Speaker: Michele Ceriotti
Simulations of matter at the atomic scale are precious to provide a mechanistic understanding of chemical processes, and to design molecules and materials with predictive accuracy. As with many fields of science, machine learning have become an essential part of the modeling toolbox, with many frameworks having become well-established, and many more being developed in new research directions. The most effective frameworks incorporate fundamental physical principles, such as symmetry, locality, and hierarchical decompositions of the interactions between atoms, in the construction of the ML model. I will discuss a general framework that unifies several of the most recent developments in the field, including the representation of structures in terms of systematically-convergent atom-centered correlations of the neighbor density, as well as equivariant message-passing schemes that build automatically descriptors with equivalent information content.
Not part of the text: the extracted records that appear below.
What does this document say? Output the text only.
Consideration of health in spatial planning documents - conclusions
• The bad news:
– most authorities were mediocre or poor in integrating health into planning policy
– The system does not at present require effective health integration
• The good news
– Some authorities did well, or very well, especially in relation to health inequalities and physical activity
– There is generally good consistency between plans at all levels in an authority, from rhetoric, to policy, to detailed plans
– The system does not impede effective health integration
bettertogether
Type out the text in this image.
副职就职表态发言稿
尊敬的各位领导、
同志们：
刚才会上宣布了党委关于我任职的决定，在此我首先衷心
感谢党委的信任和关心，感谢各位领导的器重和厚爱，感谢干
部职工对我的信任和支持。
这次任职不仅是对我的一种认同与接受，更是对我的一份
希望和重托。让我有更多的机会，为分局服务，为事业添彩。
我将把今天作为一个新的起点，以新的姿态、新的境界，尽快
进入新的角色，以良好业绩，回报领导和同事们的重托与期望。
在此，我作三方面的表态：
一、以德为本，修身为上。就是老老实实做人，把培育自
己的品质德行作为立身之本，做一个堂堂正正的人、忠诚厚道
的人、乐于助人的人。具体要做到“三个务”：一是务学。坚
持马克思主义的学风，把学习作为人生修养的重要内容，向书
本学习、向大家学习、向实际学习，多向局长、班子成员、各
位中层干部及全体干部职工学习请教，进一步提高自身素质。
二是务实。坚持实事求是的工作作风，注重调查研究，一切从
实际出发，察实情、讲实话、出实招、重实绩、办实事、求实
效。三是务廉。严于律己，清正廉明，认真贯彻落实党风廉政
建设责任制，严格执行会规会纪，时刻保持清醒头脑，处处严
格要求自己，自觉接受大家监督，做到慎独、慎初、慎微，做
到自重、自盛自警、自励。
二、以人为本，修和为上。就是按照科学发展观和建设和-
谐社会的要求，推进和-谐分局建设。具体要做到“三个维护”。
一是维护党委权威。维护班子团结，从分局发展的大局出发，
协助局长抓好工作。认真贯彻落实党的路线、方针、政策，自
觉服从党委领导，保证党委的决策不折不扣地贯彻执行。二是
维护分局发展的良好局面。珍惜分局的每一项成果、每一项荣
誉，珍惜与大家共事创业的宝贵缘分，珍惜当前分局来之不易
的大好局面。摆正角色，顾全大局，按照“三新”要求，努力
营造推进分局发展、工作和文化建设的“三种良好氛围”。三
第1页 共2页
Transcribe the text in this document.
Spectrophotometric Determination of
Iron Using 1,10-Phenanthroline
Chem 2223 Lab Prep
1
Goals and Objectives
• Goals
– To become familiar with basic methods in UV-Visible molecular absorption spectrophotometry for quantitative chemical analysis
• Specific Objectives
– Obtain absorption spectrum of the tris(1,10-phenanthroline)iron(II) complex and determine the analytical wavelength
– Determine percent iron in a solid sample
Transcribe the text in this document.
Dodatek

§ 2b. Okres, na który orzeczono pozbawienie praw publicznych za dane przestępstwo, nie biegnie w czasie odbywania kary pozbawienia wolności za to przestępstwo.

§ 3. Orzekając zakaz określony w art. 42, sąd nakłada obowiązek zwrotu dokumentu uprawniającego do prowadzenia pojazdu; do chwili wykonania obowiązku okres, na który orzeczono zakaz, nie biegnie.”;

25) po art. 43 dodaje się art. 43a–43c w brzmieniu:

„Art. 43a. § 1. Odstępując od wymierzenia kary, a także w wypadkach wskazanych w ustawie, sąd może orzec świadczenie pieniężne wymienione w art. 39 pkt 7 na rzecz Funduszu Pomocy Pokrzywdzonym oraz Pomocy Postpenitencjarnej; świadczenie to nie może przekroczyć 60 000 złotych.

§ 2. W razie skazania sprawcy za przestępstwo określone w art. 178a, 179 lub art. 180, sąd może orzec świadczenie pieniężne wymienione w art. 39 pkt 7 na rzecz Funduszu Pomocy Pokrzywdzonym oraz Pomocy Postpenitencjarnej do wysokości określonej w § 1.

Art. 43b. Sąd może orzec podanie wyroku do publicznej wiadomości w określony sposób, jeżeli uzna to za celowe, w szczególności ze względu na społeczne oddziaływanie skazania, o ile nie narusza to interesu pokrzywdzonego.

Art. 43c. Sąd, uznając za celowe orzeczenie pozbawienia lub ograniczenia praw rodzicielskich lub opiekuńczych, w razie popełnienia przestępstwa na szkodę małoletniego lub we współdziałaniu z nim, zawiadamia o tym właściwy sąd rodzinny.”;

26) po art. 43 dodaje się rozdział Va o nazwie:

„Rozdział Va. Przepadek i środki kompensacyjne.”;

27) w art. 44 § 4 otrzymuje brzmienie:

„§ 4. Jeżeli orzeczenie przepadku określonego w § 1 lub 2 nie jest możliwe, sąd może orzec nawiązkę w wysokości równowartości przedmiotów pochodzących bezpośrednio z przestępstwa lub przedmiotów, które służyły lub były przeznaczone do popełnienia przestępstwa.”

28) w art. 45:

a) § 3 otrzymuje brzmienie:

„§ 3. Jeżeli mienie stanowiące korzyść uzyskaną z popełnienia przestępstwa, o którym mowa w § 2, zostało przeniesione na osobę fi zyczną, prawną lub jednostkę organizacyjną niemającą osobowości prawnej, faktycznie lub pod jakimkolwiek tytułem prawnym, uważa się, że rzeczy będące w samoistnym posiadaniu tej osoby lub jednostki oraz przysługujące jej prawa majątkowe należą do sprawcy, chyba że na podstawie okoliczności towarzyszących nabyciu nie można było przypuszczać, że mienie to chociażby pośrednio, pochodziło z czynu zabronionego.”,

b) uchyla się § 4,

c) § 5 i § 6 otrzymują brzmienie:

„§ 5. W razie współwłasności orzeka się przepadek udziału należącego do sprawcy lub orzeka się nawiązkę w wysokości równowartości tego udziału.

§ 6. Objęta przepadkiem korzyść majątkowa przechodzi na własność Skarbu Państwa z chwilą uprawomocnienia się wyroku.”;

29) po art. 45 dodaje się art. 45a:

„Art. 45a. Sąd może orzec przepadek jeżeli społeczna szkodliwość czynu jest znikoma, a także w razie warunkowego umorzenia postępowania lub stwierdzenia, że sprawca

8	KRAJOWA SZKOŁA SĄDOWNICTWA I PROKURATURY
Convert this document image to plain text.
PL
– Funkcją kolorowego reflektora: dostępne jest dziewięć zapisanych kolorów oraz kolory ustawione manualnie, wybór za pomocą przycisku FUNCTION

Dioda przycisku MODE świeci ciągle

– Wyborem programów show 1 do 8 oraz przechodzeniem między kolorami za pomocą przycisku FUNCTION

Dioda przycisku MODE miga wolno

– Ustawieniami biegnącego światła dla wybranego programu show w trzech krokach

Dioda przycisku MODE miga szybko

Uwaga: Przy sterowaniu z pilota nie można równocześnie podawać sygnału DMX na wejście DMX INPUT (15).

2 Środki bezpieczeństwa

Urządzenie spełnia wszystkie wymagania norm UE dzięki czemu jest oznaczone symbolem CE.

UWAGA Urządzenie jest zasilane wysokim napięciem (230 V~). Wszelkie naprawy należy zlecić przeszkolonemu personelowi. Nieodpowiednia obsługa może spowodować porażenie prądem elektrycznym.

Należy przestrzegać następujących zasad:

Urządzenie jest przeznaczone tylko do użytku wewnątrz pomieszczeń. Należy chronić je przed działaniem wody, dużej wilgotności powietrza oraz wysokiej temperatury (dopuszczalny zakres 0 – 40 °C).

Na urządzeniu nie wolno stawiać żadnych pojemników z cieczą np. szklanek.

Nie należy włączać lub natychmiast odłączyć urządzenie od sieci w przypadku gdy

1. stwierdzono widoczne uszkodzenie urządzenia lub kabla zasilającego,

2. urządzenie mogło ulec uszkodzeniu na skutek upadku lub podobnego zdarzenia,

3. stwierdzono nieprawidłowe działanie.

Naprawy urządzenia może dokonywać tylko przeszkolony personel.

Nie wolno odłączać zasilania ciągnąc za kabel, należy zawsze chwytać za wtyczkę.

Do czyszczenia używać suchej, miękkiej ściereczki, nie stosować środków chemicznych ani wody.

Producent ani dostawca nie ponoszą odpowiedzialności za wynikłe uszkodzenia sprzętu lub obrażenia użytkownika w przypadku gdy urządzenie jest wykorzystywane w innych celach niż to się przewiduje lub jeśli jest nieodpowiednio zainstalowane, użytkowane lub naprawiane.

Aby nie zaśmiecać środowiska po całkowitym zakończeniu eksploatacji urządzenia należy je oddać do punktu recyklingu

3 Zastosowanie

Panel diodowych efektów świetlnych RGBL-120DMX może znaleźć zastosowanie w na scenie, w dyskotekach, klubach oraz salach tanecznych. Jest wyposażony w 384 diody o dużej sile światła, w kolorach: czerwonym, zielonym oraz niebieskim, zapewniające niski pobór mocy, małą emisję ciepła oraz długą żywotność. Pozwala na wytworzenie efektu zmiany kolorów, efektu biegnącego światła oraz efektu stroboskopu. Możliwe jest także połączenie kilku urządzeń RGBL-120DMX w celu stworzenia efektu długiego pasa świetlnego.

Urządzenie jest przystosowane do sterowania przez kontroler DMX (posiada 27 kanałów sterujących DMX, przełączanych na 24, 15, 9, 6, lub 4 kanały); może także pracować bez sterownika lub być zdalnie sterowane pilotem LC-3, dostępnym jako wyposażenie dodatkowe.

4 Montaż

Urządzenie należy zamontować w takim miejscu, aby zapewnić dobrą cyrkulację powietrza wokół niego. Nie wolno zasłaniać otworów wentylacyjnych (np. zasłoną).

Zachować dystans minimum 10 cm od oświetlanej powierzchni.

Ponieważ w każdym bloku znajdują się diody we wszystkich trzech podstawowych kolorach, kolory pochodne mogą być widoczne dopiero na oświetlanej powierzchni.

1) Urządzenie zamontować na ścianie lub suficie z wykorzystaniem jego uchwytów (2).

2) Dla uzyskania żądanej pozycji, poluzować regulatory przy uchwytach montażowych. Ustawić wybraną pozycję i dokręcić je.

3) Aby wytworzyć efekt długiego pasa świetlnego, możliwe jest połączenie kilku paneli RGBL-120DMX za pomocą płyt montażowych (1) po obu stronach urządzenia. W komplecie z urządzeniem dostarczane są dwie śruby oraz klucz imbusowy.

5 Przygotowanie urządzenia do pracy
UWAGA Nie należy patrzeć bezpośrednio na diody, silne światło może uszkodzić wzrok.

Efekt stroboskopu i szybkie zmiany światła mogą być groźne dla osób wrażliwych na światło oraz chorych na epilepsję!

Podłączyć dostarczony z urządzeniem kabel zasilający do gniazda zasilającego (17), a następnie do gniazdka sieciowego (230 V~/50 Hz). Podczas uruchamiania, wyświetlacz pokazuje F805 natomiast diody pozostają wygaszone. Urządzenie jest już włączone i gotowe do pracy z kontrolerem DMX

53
I will discuss a few examples of the implications of these fundamental findings, for both chemical machine learning and in general for problems that require a description of three-dimensional objects in terms of point clouds, and present some examples that highlight the limitations of some common approaches and point to strategies to overcome them.
Michele Ceriotti received his Ph.D. in Physics from ETH Zürich. He spent three years in Oxford as a Junior Research Fellow at Merton College. Since 2013 he leads the laboratory for Computational Science and Modeling, in the institute of Materials at EPFL, that focuses on method development for atomistic materials modeling based on statistical mechanics and machine learning.